STRC's depeg can be viewed as an extreme stress test for the market; the time to repeg may influence market concerns about Strategy selling Bitcoin.
Odaily Odaily Planet Daily News, crypto analyst Murphy stated that the current depeg of STRC can be seen as an extreme stress test for the market. He believes that the depeg of STRC temporarily strips it of its financing capability, and the subsequent time required to repeg will directly impact the market's level of concern regarding whether Strategy will sell Bitcoin again.
Murphy pointed out that Strategy previously sold only 32 BTC. Although the actual selling pressure was limited, it still broke through the psychological defenses of some long-term holders. Since the relevant announcement, the net holdings of long-term holders (LTHs) have begun to decline, with the distribution rate once exceeding the combined rate of LTH accumulation and short-term holder conversion. This disrupted the market's original supply-demand balance and pushed BTC to rapidly decline from $74,000 to around $60,000.
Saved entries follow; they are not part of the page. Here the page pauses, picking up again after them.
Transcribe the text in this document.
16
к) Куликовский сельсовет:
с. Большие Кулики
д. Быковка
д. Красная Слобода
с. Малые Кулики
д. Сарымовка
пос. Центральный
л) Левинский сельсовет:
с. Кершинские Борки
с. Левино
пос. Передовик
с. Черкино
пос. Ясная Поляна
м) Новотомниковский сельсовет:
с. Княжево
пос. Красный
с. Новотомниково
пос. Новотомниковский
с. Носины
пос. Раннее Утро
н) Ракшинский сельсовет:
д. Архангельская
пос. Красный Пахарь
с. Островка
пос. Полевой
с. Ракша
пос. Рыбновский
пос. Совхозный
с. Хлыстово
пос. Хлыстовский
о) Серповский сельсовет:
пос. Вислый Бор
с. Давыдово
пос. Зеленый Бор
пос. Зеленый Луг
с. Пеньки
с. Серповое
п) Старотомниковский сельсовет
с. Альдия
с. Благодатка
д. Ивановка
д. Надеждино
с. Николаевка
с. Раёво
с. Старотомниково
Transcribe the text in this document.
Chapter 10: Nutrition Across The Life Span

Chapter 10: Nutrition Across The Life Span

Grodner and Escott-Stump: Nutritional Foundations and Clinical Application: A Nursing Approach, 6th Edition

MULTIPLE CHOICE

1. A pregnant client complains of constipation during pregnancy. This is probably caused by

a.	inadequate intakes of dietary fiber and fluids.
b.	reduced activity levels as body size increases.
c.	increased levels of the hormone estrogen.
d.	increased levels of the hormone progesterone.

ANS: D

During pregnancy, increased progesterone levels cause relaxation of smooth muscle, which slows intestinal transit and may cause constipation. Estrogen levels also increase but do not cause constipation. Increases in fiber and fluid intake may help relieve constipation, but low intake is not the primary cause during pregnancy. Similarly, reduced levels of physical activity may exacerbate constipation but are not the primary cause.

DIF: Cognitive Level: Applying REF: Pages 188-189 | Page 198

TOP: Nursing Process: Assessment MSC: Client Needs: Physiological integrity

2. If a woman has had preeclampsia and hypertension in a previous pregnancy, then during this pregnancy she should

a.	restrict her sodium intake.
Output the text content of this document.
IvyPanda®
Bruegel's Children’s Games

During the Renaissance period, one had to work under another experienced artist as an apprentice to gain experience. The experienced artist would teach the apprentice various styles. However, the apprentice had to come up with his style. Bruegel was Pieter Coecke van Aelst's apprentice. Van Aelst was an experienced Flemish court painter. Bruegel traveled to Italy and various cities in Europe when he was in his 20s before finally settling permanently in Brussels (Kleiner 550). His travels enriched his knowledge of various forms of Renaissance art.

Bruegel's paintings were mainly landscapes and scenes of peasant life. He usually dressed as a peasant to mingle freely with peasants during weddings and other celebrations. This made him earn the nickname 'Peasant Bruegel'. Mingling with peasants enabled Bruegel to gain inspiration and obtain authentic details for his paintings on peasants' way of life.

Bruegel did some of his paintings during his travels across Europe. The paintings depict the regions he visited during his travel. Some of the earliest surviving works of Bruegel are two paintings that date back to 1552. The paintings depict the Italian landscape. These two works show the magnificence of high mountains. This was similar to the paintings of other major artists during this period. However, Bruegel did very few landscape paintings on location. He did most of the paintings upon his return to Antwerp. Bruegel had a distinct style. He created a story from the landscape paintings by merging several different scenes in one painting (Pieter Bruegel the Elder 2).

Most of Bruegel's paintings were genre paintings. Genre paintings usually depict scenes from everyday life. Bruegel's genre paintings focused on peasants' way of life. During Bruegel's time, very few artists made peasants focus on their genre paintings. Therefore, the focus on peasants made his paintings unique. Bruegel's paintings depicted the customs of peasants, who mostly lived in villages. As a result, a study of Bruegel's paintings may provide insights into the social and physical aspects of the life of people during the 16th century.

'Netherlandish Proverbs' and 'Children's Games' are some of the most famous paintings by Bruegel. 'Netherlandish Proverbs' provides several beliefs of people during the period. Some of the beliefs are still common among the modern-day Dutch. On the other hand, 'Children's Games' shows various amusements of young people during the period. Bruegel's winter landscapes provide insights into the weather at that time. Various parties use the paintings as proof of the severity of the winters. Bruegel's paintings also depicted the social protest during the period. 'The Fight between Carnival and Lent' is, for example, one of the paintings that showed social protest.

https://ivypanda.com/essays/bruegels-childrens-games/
Murphy stated that the market is currently highly focused on the STRC depeg incident, which essentially reflects investors' sensitivity to whether Strategy will continue selling coins. If it triggers another large-scale sell-off by long-term holders, current market demand may struggle to absorb it effectively. However, he also believes that the liquidity generated by cascading sell-offs provides opportunities for large capital to accumulate chips. When negative news is continuously released but prices become increasingly difficult to push lower, it often signals that the market's extreme stress test is nearing its end.